Yet more on The Prestige recognition tussle. On service, state immunity and the insurance title of Brussels Ia.

I have twice already reported on The Prestige recognition issue: see here and here. In a further judgment at the end of July, [2020] EWHC 1920 (Comm), Butcher J after helpfully summarising the various claims, considered

  • whether a Member State may be served under the EU Service Regulation 1393/2007, or whether residual PIL (here: the UK State immunity Act) may insist on an alternative. This did not so much engage the issue of ‘civil and commercial’ (CJEU Fahnenbrock being cited) on which both parties agreed. Rather on the exhaustive effect or not of the Service Regulation, in particular, whether Member States may insist on service upon authorities of other Member States via diplomatic means only. Butcher J holding correctly in my view at 45, that service via the means provided for in the Regulation, suffices.
  • next, whether the case engages sovereign immunity of Spain and France which Butcher J held that they do not for the most part. He mostly cites the States’ submission to arbitration in this respect.
  • further, whether the English courts have jurisdiction or whether that is ruled out by virtue of the arbitration exception or the insurance title of the Regulation (at 93 ff; the preceding paras concern claims which fall outside BIA and are to be judged under common law).
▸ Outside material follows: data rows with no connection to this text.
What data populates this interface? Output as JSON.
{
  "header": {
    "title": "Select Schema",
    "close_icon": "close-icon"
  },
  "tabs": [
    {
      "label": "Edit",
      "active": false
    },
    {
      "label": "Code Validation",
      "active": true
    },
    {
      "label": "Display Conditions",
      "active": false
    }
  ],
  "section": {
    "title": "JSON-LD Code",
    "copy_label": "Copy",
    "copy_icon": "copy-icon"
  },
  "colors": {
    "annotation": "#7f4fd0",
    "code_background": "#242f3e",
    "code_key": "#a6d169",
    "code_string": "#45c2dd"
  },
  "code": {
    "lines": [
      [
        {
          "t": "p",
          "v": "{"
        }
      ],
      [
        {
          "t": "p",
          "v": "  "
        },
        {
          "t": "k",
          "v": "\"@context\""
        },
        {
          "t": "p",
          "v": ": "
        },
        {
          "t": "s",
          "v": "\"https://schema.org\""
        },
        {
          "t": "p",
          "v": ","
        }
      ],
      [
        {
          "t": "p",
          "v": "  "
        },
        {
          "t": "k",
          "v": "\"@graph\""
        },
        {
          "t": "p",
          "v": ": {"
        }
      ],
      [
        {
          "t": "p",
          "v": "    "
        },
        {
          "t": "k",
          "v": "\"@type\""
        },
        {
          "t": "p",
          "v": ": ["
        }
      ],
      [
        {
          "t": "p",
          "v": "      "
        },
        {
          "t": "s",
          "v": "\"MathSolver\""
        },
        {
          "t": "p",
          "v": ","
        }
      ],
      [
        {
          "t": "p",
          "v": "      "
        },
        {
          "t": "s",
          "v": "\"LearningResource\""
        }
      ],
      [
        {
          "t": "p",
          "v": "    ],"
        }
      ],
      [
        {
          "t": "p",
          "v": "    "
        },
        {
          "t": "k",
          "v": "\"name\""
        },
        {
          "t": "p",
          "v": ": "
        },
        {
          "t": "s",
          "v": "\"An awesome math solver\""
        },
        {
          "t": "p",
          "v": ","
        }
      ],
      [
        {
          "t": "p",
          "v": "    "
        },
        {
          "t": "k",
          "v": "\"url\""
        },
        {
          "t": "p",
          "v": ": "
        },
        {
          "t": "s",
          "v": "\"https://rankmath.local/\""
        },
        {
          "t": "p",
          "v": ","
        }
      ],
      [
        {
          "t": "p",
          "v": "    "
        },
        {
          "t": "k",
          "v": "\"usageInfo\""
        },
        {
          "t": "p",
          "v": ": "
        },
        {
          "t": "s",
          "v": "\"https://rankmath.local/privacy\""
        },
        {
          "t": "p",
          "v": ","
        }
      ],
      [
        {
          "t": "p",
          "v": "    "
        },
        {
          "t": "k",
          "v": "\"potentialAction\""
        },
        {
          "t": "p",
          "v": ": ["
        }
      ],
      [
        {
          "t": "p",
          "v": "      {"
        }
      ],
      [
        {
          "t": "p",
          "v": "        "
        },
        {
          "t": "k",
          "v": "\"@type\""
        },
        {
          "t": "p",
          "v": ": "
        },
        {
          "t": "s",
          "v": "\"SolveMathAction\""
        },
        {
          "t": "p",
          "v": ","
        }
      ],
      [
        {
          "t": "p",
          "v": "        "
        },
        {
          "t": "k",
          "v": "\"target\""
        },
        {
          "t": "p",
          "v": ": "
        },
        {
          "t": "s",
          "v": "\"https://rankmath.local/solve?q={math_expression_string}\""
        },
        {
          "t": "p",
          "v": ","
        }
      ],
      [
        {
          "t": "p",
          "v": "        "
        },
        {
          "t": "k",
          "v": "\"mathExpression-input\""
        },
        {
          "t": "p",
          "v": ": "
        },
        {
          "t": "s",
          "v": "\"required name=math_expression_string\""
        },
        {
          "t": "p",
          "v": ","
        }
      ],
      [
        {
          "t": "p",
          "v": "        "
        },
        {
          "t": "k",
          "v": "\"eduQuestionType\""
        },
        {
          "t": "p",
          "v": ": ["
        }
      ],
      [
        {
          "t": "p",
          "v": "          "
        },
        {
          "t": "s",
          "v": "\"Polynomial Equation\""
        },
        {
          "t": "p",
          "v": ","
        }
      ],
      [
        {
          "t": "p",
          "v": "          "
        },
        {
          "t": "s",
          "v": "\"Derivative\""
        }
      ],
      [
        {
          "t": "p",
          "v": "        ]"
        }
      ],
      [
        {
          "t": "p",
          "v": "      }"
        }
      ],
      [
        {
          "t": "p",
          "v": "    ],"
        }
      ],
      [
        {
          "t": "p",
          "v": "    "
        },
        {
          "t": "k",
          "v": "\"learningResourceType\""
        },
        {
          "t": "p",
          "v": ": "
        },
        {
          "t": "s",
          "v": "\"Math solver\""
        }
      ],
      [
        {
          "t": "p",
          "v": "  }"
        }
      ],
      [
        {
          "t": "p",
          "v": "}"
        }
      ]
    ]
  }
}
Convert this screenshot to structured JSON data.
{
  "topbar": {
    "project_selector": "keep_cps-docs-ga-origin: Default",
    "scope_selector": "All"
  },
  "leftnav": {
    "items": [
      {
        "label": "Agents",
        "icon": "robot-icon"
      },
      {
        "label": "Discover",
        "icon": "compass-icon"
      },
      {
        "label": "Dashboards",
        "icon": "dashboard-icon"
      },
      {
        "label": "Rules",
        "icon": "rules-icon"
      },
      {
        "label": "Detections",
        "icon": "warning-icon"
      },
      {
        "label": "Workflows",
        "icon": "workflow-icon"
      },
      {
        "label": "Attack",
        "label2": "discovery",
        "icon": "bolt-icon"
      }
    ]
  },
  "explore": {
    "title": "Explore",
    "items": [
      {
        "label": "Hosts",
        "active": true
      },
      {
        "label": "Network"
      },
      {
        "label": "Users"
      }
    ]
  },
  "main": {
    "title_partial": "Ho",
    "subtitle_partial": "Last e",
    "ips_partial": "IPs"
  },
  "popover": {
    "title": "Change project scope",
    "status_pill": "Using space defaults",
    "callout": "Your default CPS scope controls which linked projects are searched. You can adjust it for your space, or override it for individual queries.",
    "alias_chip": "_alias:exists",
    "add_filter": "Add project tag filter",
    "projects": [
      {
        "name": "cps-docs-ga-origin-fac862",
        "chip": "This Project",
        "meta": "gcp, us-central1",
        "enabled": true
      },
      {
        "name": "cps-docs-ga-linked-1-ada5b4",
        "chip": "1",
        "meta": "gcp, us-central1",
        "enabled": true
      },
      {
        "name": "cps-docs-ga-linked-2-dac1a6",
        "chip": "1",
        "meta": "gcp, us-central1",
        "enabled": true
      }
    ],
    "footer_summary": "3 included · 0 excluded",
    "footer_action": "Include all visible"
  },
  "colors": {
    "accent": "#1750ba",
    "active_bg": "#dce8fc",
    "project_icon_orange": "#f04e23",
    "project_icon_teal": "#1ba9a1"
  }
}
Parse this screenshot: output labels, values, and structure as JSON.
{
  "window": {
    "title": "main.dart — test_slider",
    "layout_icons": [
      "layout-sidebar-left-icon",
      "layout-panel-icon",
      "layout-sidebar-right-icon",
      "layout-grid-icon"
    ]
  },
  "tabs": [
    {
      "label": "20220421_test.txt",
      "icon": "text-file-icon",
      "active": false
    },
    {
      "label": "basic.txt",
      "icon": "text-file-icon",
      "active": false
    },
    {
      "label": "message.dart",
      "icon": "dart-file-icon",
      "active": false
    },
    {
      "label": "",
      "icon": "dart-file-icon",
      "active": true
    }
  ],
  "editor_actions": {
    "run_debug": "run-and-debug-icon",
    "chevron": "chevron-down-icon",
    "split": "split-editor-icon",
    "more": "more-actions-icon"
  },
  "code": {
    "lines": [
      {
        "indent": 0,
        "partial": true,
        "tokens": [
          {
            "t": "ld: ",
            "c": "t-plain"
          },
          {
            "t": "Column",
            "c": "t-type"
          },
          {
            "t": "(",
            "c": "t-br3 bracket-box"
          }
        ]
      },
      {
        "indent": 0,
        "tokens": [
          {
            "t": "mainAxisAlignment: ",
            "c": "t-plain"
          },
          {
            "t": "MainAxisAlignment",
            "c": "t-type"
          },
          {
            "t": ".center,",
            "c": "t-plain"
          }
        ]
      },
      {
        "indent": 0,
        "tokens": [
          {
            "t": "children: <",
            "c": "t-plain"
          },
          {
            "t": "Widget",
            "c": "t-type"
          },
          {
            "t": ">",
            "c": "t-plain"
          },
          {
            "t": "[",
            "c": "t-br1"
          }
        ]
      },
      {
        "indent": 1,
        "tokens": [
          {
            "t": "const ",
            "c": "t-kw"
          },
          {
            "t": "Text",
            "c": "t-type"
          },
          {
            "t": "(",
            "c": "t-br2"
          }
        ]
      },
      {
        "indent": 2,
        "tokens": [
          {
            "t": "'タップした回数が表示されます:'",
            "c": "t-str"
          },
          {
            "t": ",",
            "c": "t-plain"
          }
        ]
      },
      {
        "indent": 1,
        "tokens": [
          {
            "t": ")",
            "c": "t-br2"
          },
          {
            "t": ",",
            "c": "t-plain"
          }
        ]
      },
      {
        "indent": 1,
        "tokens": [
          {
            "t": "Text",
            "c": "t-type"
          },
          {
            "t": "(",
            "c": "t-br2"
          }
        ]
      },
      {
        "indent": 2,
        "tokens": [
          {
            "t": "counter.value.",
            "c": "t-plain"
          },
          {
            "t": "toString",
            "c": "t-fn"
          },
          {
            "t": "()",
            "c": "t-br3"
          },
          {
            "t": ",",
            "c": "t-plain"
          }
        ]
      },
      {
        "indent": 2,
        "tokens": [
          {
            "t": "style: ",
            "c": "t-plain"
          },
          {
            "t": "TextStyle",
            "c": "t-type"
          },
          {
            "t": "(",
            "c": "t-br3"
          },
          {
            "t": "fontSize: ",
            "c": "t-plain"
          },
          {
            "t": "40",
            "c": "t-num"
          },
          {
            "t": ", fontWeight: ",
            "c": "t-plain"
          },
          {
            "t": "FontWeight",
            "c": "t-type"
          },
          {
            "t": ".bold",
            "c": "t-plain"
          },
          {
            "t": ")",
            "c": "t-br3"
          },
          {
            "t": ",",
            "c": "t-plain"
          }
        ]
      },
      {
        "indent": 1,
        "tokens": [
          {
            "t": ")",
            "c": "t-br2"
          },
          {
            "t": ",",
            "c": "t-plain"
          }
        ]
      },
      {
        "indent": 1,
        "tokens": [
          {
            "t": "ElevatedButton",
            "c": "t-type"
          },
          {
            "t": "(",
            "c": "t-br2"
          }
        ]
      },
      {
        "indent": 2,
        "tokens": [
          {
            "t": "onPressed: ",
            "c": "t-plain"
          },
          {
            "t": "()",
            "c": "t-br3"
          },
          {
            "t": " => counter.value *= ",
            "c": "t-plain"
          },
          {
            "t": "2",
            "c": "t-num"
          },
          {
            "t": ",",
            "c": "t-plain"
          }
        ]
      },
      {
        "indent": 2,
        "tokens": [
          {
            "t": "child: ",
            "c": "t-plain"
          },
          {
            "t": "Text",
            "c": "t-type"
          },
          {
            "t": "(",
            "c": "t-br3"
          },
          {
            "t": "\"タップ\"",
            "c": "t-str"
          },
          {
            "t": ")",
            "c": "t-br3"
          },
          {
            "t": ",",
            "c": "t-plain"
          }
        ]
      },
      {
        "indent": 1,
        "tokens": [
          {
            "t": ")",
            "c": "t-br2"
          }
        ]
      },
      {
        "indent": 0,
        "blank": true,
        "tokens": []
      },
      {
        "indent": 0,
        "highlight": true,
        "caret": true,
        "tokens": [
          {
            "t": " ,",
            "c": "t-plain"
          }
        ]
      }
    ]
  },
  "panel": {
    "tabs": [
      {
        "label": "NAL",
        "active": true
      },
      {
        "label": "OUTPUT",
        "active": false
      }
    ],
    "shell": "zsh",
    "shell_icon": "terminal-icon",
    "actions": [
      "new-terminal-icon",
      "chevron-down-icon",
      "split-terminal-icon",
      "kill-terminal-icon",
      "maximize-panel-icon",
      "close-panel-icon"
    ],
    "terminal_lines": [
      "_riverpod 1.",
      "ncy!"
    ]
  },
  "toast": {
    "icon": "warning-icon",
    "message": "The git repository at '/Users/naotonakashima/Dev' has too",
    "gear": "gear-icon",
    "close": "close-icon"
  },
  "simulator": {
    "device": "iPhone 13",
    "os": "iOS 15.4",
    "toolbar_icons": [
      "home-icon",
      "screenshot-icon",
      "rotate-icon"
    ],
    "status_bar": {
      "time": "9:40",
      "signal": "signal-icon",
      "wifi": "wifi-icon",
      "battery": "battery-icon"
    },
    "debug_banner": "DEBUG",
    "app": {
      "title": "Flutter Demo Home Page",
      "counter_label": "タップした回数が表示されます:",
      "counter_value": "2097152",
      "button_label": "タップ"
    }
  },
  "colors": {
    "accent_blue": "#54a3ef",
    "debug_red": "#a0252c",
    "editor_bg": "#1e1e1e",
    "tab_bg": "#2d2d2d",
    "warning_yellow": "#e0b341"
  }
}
At 107 Butcher J holds that the arbitration exclusion is not engaged, citing national and CJEU authority as well as recital 12 BIa, and holding at 108 that ‘(t)he present Judgment Claims are a further step beyond what is contemplated by an ‘action or judgment concerning … the enforcement of an arbitral award’ in recital (12).’ As for the insurance heading, with reference to Aspen Underwriting, he holds that the insurance title is engaged, and (at 132) that the States they are entitled to the jurisdictional protections of Section 3, without it having to be shown that they are in fact economically weaker parties. (There is a lingering doubt over one of the claims subrogated to Spain). The insurance title being engaged, this mains that the parties protected by it may only be sued in their jurisdiction (Article 14(2)’s exception to that was held not to be applicable), hence the English Courts for those claims do not have jurisdiction.

The result is a partial jurisdiction in England only – and permission to appeal, I imagine.

Geert.

(Handbook of) EU Private International Law, 2nd ed. 2016, Chapter 2, Heading 2.2.11.1, Heading 2.2.11.2, Heading 2.2.16.